Y a-t-il des limites ou des limitations fixées sur la propriété ? Locke répond qu'il y a, par la loi de la nature, qui approuve une utilisation raisonnable sans gaspillage et décourage ainsi la thésaurisation. La nature fixe des limites à la propriété en limitant la quantité de travail des hommes ainsi que la quantité de besoins des hommes.

Cet équilibre naturel a cependant commencé à changer avec l'invention de l'argent. L'argent donnait aux hommes la possibilité d'étendre leur propriété au-delà de leurs besoins et au-delà de la courte durée des objets les plus utiles.

 

Liberté et droit

En surface, la liberté peut sembler limitée par la loi, mais Locke est d'avis que c'est la loi qui rend la liberté possible. Il souligne que le pouvoir suprême dans une société civile ou un Commonwealth est le pouvoir législatif. Les autres pouvoirs (par exemple, le pouvoir exécutif et le pouvoir fédératif) sont nécessairement subordonnés. Les lois, de l'avis de Locke, sont l'épine dorsale de la société civile.

Il est de l'affaire et de la responsabilité du pouvoir législatif de légiférer. Les lois permettent aux gens de « profiter de leurs biens en paix et en sécurité » (chapitre 11).
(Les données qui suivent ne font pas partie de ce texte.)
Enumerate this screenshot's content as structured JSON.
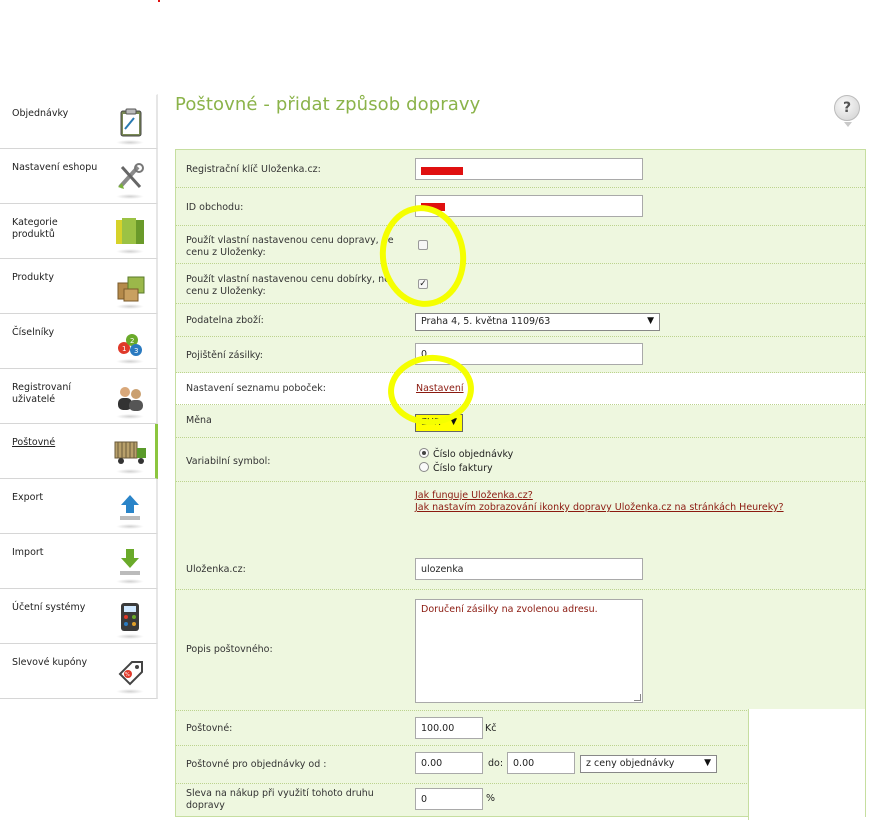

Locke affirme que la première et fondamentale loi naturelle, qui régit même le législateur lui-même, est la préservation de la société et de chaque personne qui s'y trouve.

Pour Locke, la loi est couplée à la liberté même dans l'état de nature, où la loi naturelle de la raison rend les hommes à la fois égaux et libres. Selon la loi naturelle de la raison, personne ne devrait blesser les autres. Si des infractions se produisent, les hommes ont le droit de punir les contrevenants.

Cependant, lorsque les hommes se réunissent volontairement pour former une société civile ou un Commonwealth, ils abandonnent une partie de leur liberté à la communauté. Ils le font, en fait, afin que la loi puisse maintenir leur sécurité et leur sûreté plus efficacement. Par ce raisonnement, le droit est donc étroitement associé à la liberté, car il rend la liberté possible dans la société civile.